L’interdiction de signes religieux n’affectera pas plus les femmes, selon Québec

Mardi, la mairesse de Montréal, Valérie Plante, a affirmé s’inquiéter de l’impact de l’interdiction du port des signes religieux sur le taux d’emploi des femmes immigrantes.
Photo: Valérian Mazataud Le Devoir Mardi, la mairesse de Montréal, Valérie Plante, a affirmé s’inquiéter de l’impact de l’interdiction du port des signes religieux sur le taux d’emploi des femmes immigrantes.

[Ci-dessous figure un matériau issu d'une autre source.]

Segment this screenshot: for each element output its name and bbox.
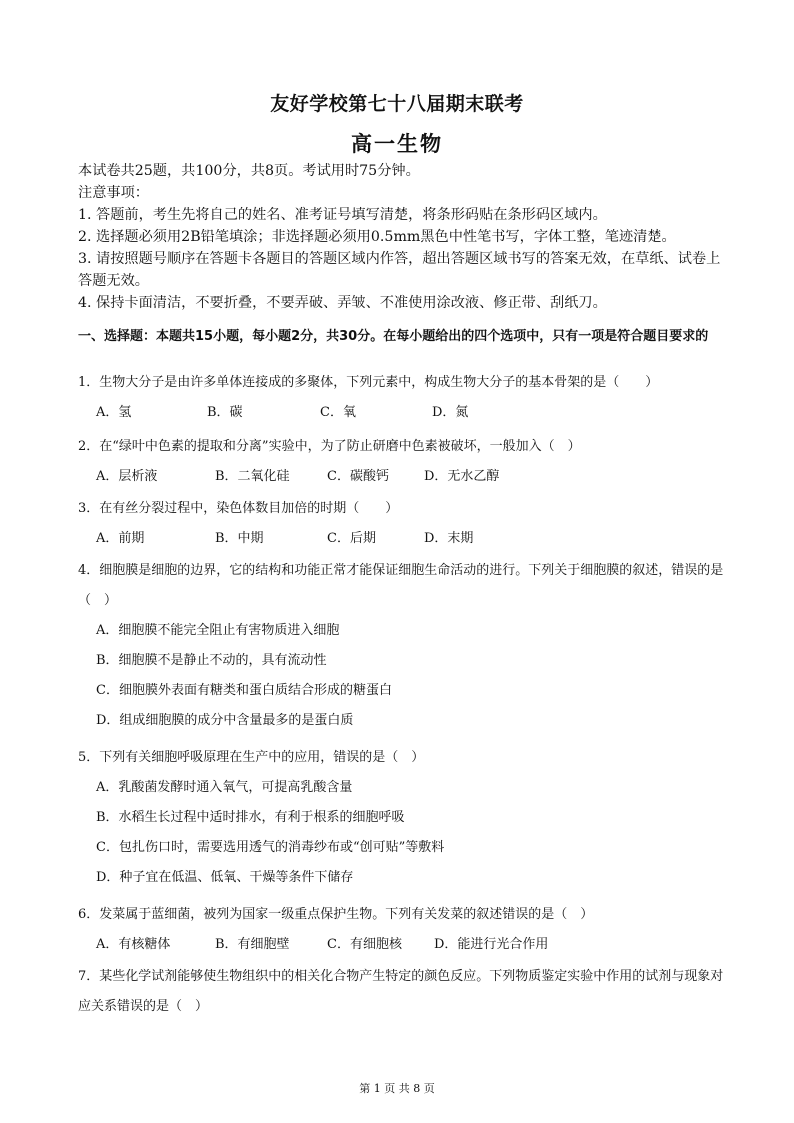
option-b: B．细胞膜不是静止不动的，具有流动性 xyxy=(96,653,327,668)
option-c: C．有细胞核 xyxy=(327,937,402,952)
option-c: C．细胞膜外表面有糖类和蛋白质结合形成的糖蛋白 xyxy=(96,683,392,698)
option-b: B．有细胞壁 xyxy=(215,937,290,952)
page-number: 第 1 页 共 8 页 xyxy=(359,1082,435,1095)
exam-notes xyxy=(78,160,728,314)
option-b: B．碳 xyxy=(207,405,243,420)
question-stem: 1．生物大分子是由许多单体连接成的多聚体，下列元素中，构成生物大分子的基本骨架的是（ ） xyxy=(78,375,659,390)
option-a: A．氢 xyxy=(96,405,132,420)
question-stem: 2．在“绿叶中色素的提取和分离”实验中，为了防止研磨中色素被破坏，一般加入（ ） xyxy=(78,439,581,454)
exam-title: 友好学校第七十八届期末联考 xyxy=(270,93,524,115)
option-d: D．种子宜在低温、低氧、干燥等条件下储存 xyxy=(96,870,354,885)
question-stem: 3．在有丝分裂过程中，染色体数目加倍的时期（ ） xyxy=(78,501,399,516)
question-5 xyxy=(78,743,728,893)
option-d: D．无水乙醇 xyxy=(424,469,500,484)
option-d: D．能进行光合作用 xyxy=(434,937,549,952)
note-item: 1. 答题前，考生先将自己的姓名、准考证号填写清楚，将条形码贴在条形码区域内。 xyxy=(78,207,607,223)
question-stem: 5．下列有关细胞呼吸原理在生产中的应用，错误的是（ ） xyxy=(78,750,425,765)
note-item: 3. 请按照题号顺序在答题卡各题目的答题区域内作答，超出答题区域书写的答案无效，在草纸、试卷上答题无效。 xyxy=(78,251,721,289)
option-b: B．中期 xyxy=(215,531,264,546)
question-4 xyxy=(78,556,728,736)
option-c: C．包扎伤口时，需要选用透气的消毒纱布或“创可贴”等敷料 xyxy=(96,840,445,855)
question-7 xyxy=(78,962,728,1022)
option-b: B．水稻生长过程中适时排水，有利于根系的细胞呼吸 xyxy=(96,810,405,825)
exam-intro: 本试卷共25题，共100分，共8页。考试用时75分钟。 xyxy=(78,163,420,179)
question-3 xyxy=(78,494,728,554)
question-1 xyxy=(78,368,728,428)
option-d: D．末期 xyxy=(424,531,474,546)
notes-heading: 注意事项： xyxy=(78,185,149,201)
option-d: D．组成细胞膜的成分中含量最多的是蛋白质 xyxy=(96,713,354,728)
note-item: 2. 选择题必须用2B铅笔填涂；非选择题必须用0.5mm黑色中性笔书写，字体工整，笔迹清楚。 xyxy=(78,229,676,245)
option-c: C．碳酸钙 xyxy=(327,469,389,484)
subject-title: 高一生物 xyxy=(351,132,443,156)
question-2 xyxy=(78,432,728,492)
section-heading: 一、选择题：本题共15小题，每小题2分，共30分。在每小题给出的四个选项中，只有一项是符合题目要求的 xyxy=(78,329,709,344)
option-b: B．二氧化硅 xyxy=(215,469,290,484)
question-6 xyxy=(78,900,728,960)
question-stem: 6．发菜属于蓝细菌，被列为国家一级重点保护生物。下列有关发菜的叙述错误的是（ ） xyxy=(78,907,594,922)
option-a: A．层析液 xyxy=(96,469,158,484)
question-stem: 4．细胞膜是细胞的边界，它的结构和功能正常才能保证细胞生命活动的进行。下列关于细胞膜的叙述，错误的是（ ） xyxy=(78,563,724,608)
option-a: A．有核糖体 xyxy=(96,937,171,952)
option-a: A．乳酸菌发酵时通入氧气，可提高乳酸含量 xyxy=(96,780,353,795)
option-a: A．细胞膜不能完全阻止有害物质进入细胞 xyxy=(96,623,340,638)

L’interdiction du port de signes religieux chez les employés de l’État en position d’autorité n’affectera pas plus les femmes que les hommes, dit le gouvernement Legault.

Mercredi, le ministre de l’Immigration, Simon Jolin-Barrette, a refusé de faire une analyse différenciée selon les sexes, comme le lui avait demandé la Ville de Montréal la veille.

Selon lui, le projet de loi 21 s’applique de manière égale aux femmes, aux hommes, aux chrétiens, aux musulmans, aux juifs, aux sikhs, etc.

« Le projet de loi touche toutes les religions, autant les hommes que les femmes, donc […] il n’y a pas de nécessité de faire une analyse différenciée selon les sexes », a déclaré M. Jolin-Barrette en mêlée de presse.

De l’aveuglement volontaire, rétorque la porte-parole libérale en matière de laïcité, et ex-ministre responsable de la Condition féminine, Hélène David. Au moins 80 % des enseignants au Québec sont des femmes.

« Pas besoin d’être mathématicien pour savoir que si on parle de 80 %, on parle de beaucoup plus de femmes qui sont touchées que d’hommes », a-t-elle affirmé en entrevue dans son bureau du parlement.

« Quand le ministre dit : “Non, on n’a pas besoin de [l’analyse] et non les femmes ne sont pas plus touchées que les hommes”, bien je regrette, j’appelle ça de l’aveuglement volontaire », a-t-elle renchéri.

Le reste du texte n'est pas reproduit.